タグの墓場、という言葉があります。使われなくなったのに誰も消せないタグが積み重なっている状態のことです。墓場という言葉を使うには少し大げさかもしれませんが、実態はそれに近かったです。
誰が入れたかもわからない。何のためのタグかもわからない。でも、怖くて消せない。そういうタグが、HTMLの中に住み着いていたのです。

タグが増えるほど、管理が崩壊していきました
タグをHTMLに直接貼る方法は、最初のうちは問題ありません。
でも、タグが増えてくると困りごとが出てきます。
まず、「どのページに何のタグが入っているか」が把握できなくなります。新しいページを作るたびに、必要なタグを手作業でコピーして貼る。貼り忘れると計測が欠ける。かといって、全ページを確認するのは手間がかかる。
次に、タグを修正するたびに、エンジニア、コーダーへの依頼が必要になります。「広告のコンバージョンタグを更新したい」という話が、作業依頼→確認→修正→確認、というフローになる。小さな変更のたびに、この手間がかかる。
そして何より、計測が正しくできているのかが、常に不安です。貼ったつもりのタグが実は動いていない、ということが普通に起きます。タグが正しく動いているかを確認する手段も、HTMLを直接見るしかなく、これがまた時間がかかる。
こういう状態を、長いあいだ「仕方ない」と思っていました。仕方なくはなかったのですが。
GTMを入れてから、変わったこと
Googleタグマネージャー(GTM)は、一言で言うと「タグをまとめて管理する入れ物」です。
GTM自体のコードをHTMLに一度だけ貼ります。そのあとは、GTMの管理画面から、どんなタグでも追加・修正・削除ができるようになります。HTMLを触らずに、です。
導入してから、まず変わったのは「タグの追加・修正がHTMLを触らずにできる」ことでした。
新しい広告を始めるとき、コンバージョンタグを追加するとき、管理画面で設定して公開するだけです。エンジニアへの依頼が不要になりました。スピードが全然違います。
次に変わったのは、「今どんなタグが動いているかが一覧で見える」ことでした。タグの墓場が整理されて、生きているタグと不要なタグが区別できるようになりました。不要なタグを削除したことで、ページの読み込み速度も少し改善しました。
そして、「タグが正しく動いているかを確認する機能」がついています。プレビューモードというもので、実際のページ上でタグが発火しているかどうかをリアルタイムで確認できます。「このタグ、本当に動いてる?」という不安から解放されました。
導入するときに決めておくといいこと
GTMを入れる前に、少し整理しておくと後がラクになります。
まず、今HTMLに入っているタグを棚卸しします。何のタグが、どのページに入っているか。まだ使っているか、使っていないか。これを一覧にしてからGTMに移行すると、タグの墓場を引き継がずに済みます。

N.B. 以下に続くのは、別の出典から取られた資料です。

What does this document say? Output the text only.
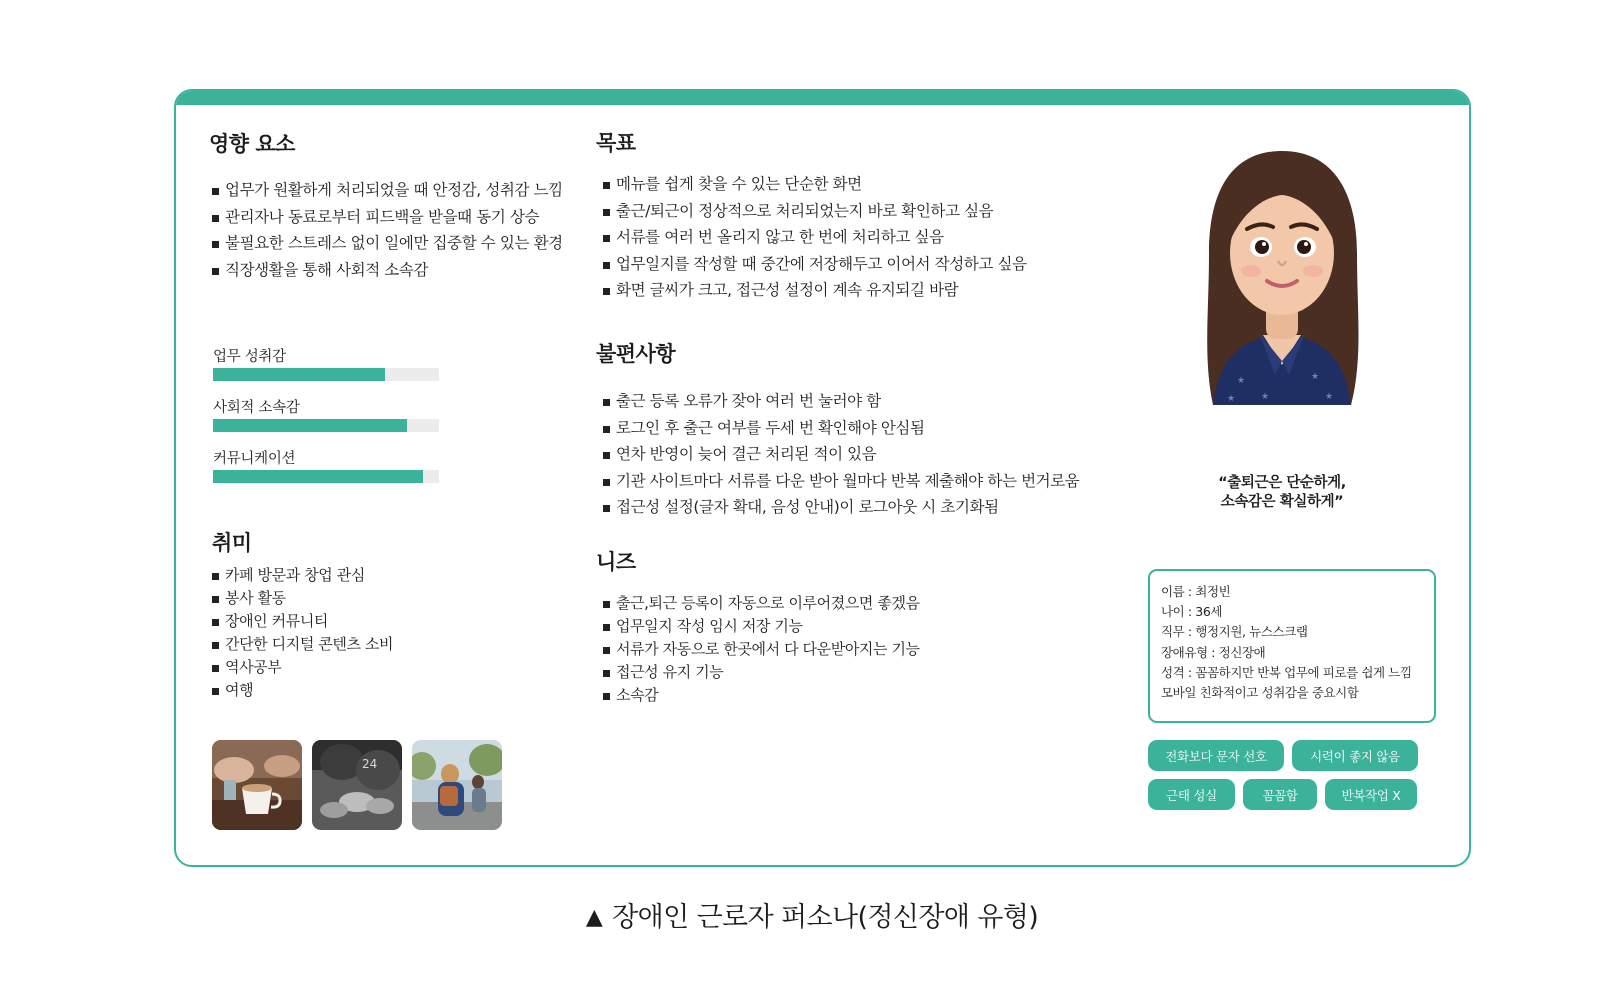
영향 요소
업무가 원활하게 처리되었을 때 안정감, 성취감 느낌
관리자나 동료로부터 피드백을 받을때 동기 상승
불필요한 스트레스 없이 일에만 집중할 수 있는 환경
직장생활을 통해 사회적 소속감
업무 성취감
사회적 소속감
커뮤니케이션
취미
카페 방문과 창업 관심
봉사 활동
장애인 커뮤니티
간단한 디지털 콘텐츠 소비
역사공부
여행
24
목표
메뉴를 쉽게 찾을 수 있는 단순한 화면
출근/퇴근이 정상적으로 처리되었는지 바로 확인하고 싶음
서류를 여러 번 올리지 않고 한 번에 처리하고 싶음
업무일지를 작성할 때 중간에 저장해두고 이어서 작성하고 싶음
화면 글씨가 크고, 접근성 설정이 계속 유지되길 바람
불편사항
출근 등록 오류가 잦아 여러 번 눌러야 함
로그인 후 출근 여부를 두세 번 확인해야 안심됨
연차 반영이 늦어 결근 처리된 적이 있음
기관 사이트마다 서류를 다운 받아 월마다 반복 제출해야 하는 번거로움
접근성 설정(글자 확대, 음성 안내)이 로그아웃 시 초기화됨
니즈
출근,퇴근 등록이 자동으로 이루어졌으면 좋겠음
업무일지 작성 임시 저장 기능
서류가 자동으로 한곳에서 다 다운받아지는 기능
접근성 유지 기능
소속감
★	★
★	★
★
“출퇴근은 단순하게,
소속감은 확실하게”

이름 : 최정빈

나이 : 36세

직무 : 행정지원, 뉴스스크랩

장애유형 : 정신장애

성격 : 꼼꼼하지만 반복 업무에 피로를 쉽게 느낌

모바일 친화적이고 성취감을 중요시함

전화보다 문자 선호	시력이 좋지 않음
근태 성실	꼼꼼함	반복작업 X
▲ 장애인 근로자 퍼소나(정신장애 유형)
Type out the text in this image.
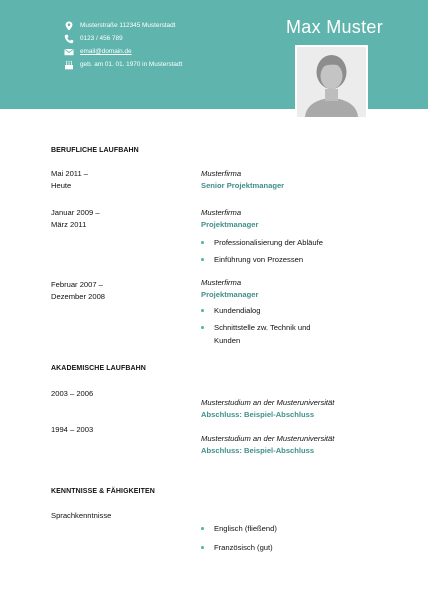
Musterstraße 112345 Musterstadt
0123 / 456 789
email@domain.de
geb. am 01. 01. 1970 in Musterstadt
Max Muster
BERUFLICHE LAUFBAHN
Mai 2011 –
Heute
Musterfirma
Senior Projektmanager
Januar 2009 –
März 2011
Musterfirma
Projektmanager
Professionalisierung der Abläufe
Einführung von Prozessen
Februar 2007 –
Dezember 2008
Musterfirma
Projektmanager
Kundendialog
Schnittstelle zw. Technik und Kunden
AKADEMISCHE LAUFBAHN
2003 – 2006
Musterstudium an der Musteruniversität
Abschluss: Beispiel-Abschluss
1994 – 2003
Musterstudium an der Musteruniversität
Abschluss: Beispiel-Abschluss
KENNTNISSE & FÄHIGKEITEN
Sprachkenntnisse
Englisch (fließend)
Französisch (gut)
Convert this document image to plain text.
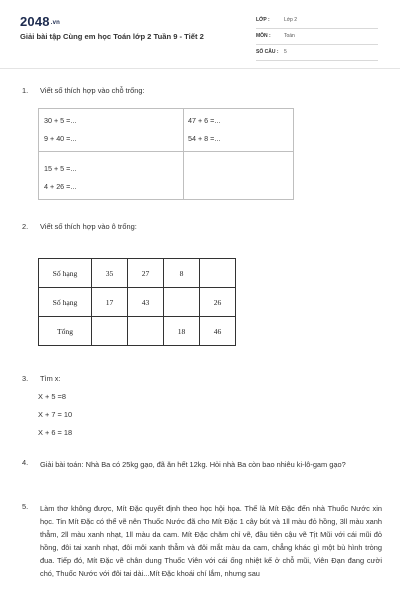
2048.vn
Giải bài tập Cùng em học Toán lớp 2 Tuần 9 - Tiết 2
LỚP :	Lớp 2
MÔN :	Toán
SỐ CÂU : 5
1. Viết số thích hợp vào chỗ trống:
30 + 5 =...
9 + 40 =...
47 + 6 =...
54 + 8 =...
15 + 5 =...
4 + 26 =...
2. Viết số thích hợp vào ô trống:
Số hạng	35	27	8	
Số hạng	17	43		26
Tổng			18	46
3. Tìm x:
X + 5 =8
X + 7 = 10
X + 6 = 18
4. Giải bài toán: Nhà Ba có 25kg gạo, đã ăn hết 12kg. Hỏi nhà Ba còn bao nhiêu ki-lô-gam gạo?
5. Làm thơ không được, Mít Đặc quyết định theo học hội họa. Thế là Mít Đặc đến nhà Thuốc Nước xin học. Tin Mít Đặc có thể vẽ nên Thuốc Nước đã cho Mít Đặc 1 cây bút và 1ll màu đỏ hồng, 3ll màu xanh thẫm, 2ll màu xanh nhạt, 1ll màu da cam. Mít Đặc chăm chỉ vẽ, đầu tiên cậu vẽ Tịt Mũi với cái mũi đỏ hồng, đôi tai xanh nhạt, đôi môi xanh thẫm và đôi mắt màu da cam, chẳng khác gì một bù hình tròng đua. Tiếp đó, Mít Đặc vẽ chân dung Thuốc Viên với cái ống nhiệt kế ở chỗ mũi, Viên Đạn đang cười chó, Thuốc Nước với đôi tai dài...Mít Đặc khoái chí lắm, nhưng sau
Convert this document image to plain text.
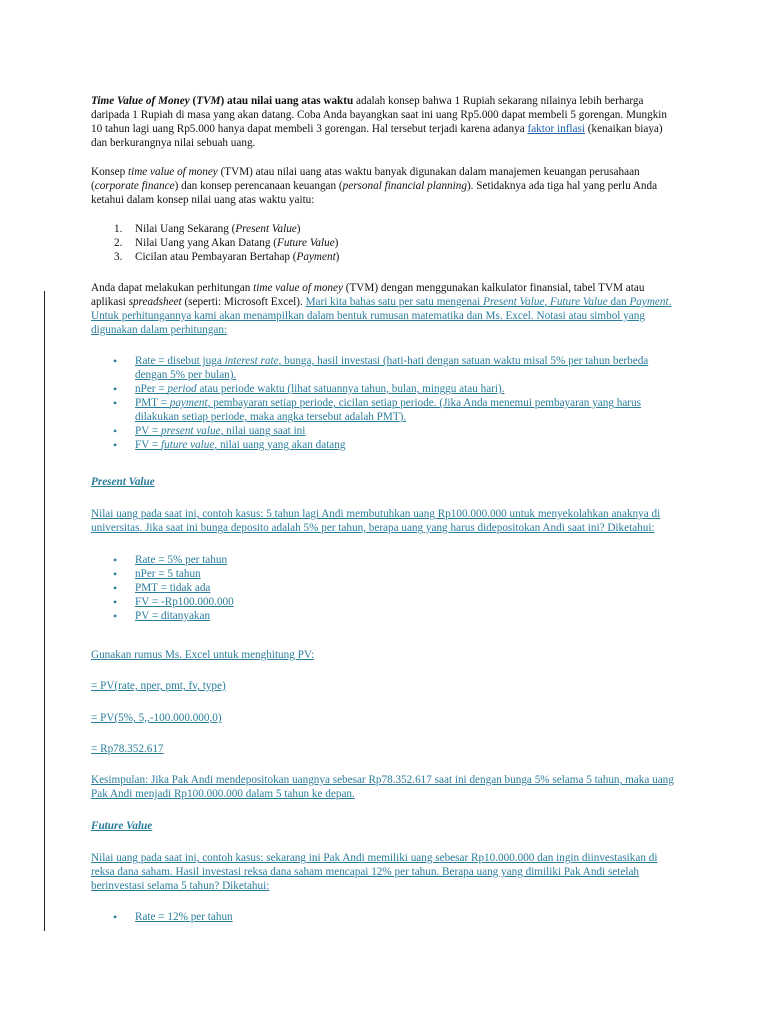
Time Value of Money (TVM) atau nilai uang atas waktu adalah konsep bahwa 1 Rupiah sekarang nilainya lebih berharga daripada 1 Rupiah di masa yang akan datang. Coba Anda bayangkan saat ini uang Rp5.000 dapat membeli 5 gorengan. Mungkin 10 tahun lagi uang Rp5.000 hanya dapat membeli 3 gorengan. Hal tersebut terjadi karena adanya faktor inflasi (kenaikan biaya) dan berkurangnya nilai sebuah uang.
Konsep time value of money (TVM) atau nilai uang atas waktu banyak digunakan dalam manajemen keuangan perusahaan (corporate finance) dan konsep perencanaan keuangan (personal financial planning). Setidaknya ada tiga hal yang perlu Anda ketahui dalam konsep nilai uang atas waktu yaitu:
1. Nilai Uang Sekarang (Present Value)
2. Nilai Uang yang Akan Datang (Future Value)
3. Cicilan atau Pembayaran Bertahap (Payment)
Anda dapat melakukan perhitungan time value of money (TVM) dengan menggunakan kalkulator finansial, tabel TVM atau aplikasi spreadsheet (seperti: Microsoft Excel). Mari kita bahas satu per satu mengenai Present Value, Future Value dan Payment. Untuk perhitungannya kami akan menampilkan dalam bentuk rumusan matematika dan Ms. Excel. Notasi atau simbol yang digunakan dalam perhitungan:
• Rate = disebut juga interest rate, bunga, hasil investasi (hati-hati dengan satuan waktu misal 5% per tahun berbeda dengan 5% per bulan).
• nPer = period atau periode waktu (lihat satuannya tahun, bulan, minggu atau hari).
• PMT = payment, pembayaran setiap periode, cicilan setiap periode. (Jika Anda menemui pembayaran yang harus dilakukan setiap periode, maka angka tersebut adalah PMT).
• PV = present value, nilai uang saat ini
• FV = future value, nilai uang yang akan datang
Present Value
Nilai uang pada saat ini, contoh kasus: 5 tahun lagi Andi membutuhkan uang Rp100.000.000 untuk menyekolahkan anaknya di universitas. Jika saat ini bunga deposito adalah 5% per tahun, berapa uang yang harus didepositokan Andi saat ini? Diketahui:
• Rate = 5% per tahun
• nPer = 5 tahun
• PMT = tidak ada
• FV = -Rp100.000.000
• PV = ditanyakan
Gunakan rumus Ms. Excel untuk menghitung PV:
= PV(rate, nper, pmt, fv, type)
= PV(5%, 5,,-100.000.000,0)
= Rp78.352.617
Kesimpulan: Jika Pak Andi mendepositokan uangnya sebesar Rp78.352.617 saat ini dengan bunga 5% selama 5 tahun, maka uang Pak Andi menjadi Rp100.000.000 dalam 5 tahun ke depan.
Future Value
Nilai uang pada saat ini, contoh kasus: sekarang ini Pak Andi memiliki uang sebesar Rp10.000.000 dan ingin diinvestasikan di reksa dana saham. Hasil investasi reksa dana saham mencapai 12% per tahun. Berapa uang yang dimiliki Pak Andi setelah berinvestasi selama 5 tahun? Diketahui:
• Rate = 12% per tahun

場合によっては、この棚卸しが本当にたいへん。でも、ちゃんとやっておかなくてはならないのです。
次に、タグの命名ルールを決めます。GTMの中でタグが増えてくると、名前が適当だと結局また混乱します。「GA4 – ページビュー」「Google広告 – 問い合わせCV」のように、ツール名と用途がわかる名前にしておくだけで、あとの管理が全然違います。
そして、変更は必ずプレビューで確認してから公開する。GTMは管理画面で設定しても、「公開」するまで本番には反映されません。公開前にプレビューモードで動作確認する習慣をつけると、計測の事故が減ります。
まとめ
Googleタグマネージャーは、導入のハードルが低い割に、効果が大きいツールです。
HTMLに直接タグを貼り続けている状態なら、一度導入を検討してみてください。「タグを追加するたびにエンジニアに頼む」「どのタグが動いているかわからない」という状態から抜け出せます。
計測の精度が上がると、判断の精度も上がります。タグ管理の整理は、地味に見えて、マーケティング全体の土台になる作業です。
タグの墓場を、そのままにしておく理由はないはずです。